Il est vraiment regrettable que le débat en deuxième lecture sur un sujet aussi important que l'emploi dans le secteur de l'économie sociale et solidaire n'ait pas été davantage ouvert. Il aurait été souhaitable, sur un sujet comme celui-là, d'obtenir un consensus de notre Assemblée. Et c'était possible. Mais tout était ficelé d'avance de par la volonté du Gouvernement de faire adopter ce texte conforme. À quoi sert la navette parlementaire si le droit d'amendement est nié dans les faits ?
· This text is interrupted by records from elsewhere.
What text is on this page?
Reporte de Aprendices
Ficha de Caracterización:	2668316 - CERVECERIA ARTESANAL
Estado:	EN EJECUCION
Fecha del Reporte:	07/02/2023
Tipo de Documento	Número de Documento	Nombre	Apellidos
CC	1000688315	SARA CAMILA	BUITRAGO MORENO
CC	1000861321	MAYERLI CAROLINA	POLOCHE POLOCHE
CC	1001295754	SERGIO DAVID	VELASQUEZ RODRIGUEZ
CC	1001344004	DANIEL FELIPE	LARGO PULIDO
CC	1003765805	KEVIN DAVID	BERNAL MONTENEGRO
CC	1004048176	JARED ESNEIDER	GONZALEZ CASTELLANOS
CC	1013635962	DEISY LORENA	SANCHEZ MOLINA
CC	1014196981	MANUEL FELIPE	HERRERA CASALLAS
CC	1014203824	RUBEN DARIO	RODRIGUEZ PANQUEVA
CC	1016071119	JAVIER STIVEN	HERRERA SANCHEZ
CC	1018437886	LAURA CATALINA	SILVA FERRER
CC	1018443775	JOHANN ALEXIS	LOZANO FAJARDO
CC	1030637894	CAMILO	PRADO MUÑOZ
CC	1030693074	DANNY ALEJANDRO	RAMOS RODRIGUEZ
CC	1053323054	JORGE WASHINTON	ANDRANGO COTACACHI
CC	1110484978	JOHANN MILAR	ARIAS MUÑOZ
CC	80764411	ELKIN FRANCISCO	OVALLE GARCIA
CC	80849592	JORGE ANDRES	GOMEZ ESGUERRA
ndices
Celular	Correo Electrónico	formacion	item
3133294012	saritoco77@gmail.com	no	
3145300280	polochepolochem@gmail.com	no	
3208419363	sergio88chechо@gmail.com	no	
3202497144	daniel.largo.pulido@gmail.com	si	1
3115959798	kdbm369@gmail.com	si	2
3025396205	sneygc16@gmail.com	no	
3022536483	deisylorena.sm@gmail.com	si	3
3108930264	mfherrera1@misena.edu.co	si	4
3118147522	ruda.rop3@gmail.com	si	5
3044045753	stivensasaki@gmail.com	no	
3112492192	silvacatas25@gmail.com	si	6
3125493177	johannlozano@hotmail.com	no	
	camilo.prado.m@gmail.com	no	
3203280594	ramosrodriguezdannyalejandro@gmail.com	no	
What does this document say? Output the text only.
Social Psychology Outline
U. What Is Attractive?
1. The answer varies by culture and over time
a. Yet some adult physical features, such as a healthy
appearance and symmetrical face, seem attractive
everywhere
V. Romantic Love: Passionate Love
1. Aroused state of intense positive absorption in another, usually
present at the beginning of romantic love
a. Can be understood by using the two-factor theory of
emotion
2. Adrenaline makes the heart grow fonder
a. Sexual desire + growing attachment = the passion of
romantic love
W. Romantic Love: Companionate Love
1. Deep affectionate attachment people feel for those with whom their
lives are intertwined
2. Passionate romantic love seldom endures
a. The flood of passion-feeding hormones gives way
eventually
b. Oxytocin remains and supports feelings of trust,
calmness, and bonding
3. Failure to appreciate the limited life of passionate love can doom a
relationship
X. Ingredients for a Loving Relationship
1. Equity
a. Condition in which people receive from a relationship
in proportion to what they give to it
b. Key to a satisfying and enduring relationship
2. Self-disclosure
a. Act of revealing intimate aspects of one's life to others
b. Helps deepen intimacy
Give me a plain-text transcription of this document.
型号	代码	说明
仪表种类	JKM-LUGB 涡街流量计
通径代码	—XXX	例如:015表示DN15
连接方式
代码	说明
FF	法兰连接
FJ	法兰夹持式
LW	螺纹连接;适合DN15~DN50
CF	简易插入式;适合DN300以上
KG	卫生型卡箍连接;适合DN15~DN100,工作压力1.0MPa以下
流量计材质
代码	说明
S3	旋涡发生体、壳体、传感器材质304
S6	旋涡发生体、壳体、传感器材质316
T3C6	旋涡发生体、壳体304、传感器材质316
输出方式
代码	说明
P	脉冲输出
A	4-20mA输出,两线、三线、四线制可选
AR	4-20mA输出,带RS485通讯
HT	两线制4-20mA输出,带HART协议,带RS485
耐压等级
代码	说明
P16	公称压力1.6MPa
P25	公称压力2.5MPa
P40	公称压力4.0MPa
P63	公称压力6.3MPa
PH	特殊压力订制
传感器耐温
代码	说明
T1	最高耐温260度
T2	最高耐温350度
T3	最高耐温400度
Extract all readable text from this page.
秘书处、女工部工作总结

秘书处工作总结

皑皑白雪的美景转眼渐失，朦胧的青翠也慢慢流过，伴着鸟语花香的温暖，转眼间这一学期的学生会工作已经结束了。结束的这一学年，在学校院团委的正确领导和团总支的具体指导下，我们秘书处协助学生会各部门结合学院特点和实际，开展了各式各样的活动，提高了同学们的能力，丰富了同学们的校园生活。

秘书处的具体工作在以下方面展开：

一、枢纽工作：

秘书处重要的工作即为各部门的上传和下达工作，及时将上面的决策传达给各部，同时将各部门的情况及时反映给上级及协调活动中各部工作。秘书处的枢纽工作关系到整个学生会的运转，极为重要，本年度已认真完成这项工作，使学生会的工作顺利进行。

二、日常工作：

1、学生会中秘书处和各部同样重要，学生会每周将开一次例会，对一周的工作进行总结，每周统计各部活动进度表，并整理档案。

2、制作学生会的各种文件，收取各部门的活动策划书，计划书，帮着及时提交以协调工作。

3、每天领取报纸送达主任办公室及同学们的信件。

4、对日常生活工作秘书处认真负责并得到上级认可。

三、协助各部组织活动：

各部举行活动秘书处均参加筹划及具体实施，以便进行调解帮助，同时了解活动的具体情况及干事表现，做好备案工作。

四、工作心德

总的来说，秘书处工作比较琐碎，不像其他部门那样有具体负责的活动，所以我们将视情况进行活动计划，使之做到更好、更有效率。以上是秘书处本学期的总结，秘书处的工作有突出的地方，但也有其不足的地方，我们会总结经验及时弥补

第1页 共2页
Nous avions, en première lecture, fait preuve d'ouverture en nous abstenant sur le projet de loi. Nous ne pouvons en faire autant en deuxième lecture. L'économie du texte a été profondément déséquilibrée par l'Assemblée nationale, qui ne s'est pas bornée à ajouter des éléments inacceptables à nos yeux, mais qui a également supprimé les quelques avancées issues d'amendements que vous-même, monsieur le ministre, aviez acceptés ici en première lecture. Ce mépris, non seulement pour l'opposition et pour notre travail, mais encore pour la chambre où nous siégeons, est absolument inacceptable.

Compte tenu de la politique de l'emploi que mène ce gouvernement, compte tenu du manque d'ouverture de la majorité à l'égard de nos propositions, compte tenu des apports néfastes de l'Assemblée nationale sur le volet de l'engagement éducatif, et vu les nouvelles contraintes pesant dorénavant sur les associations, nous voterons contre ce texte en deuxième lecture.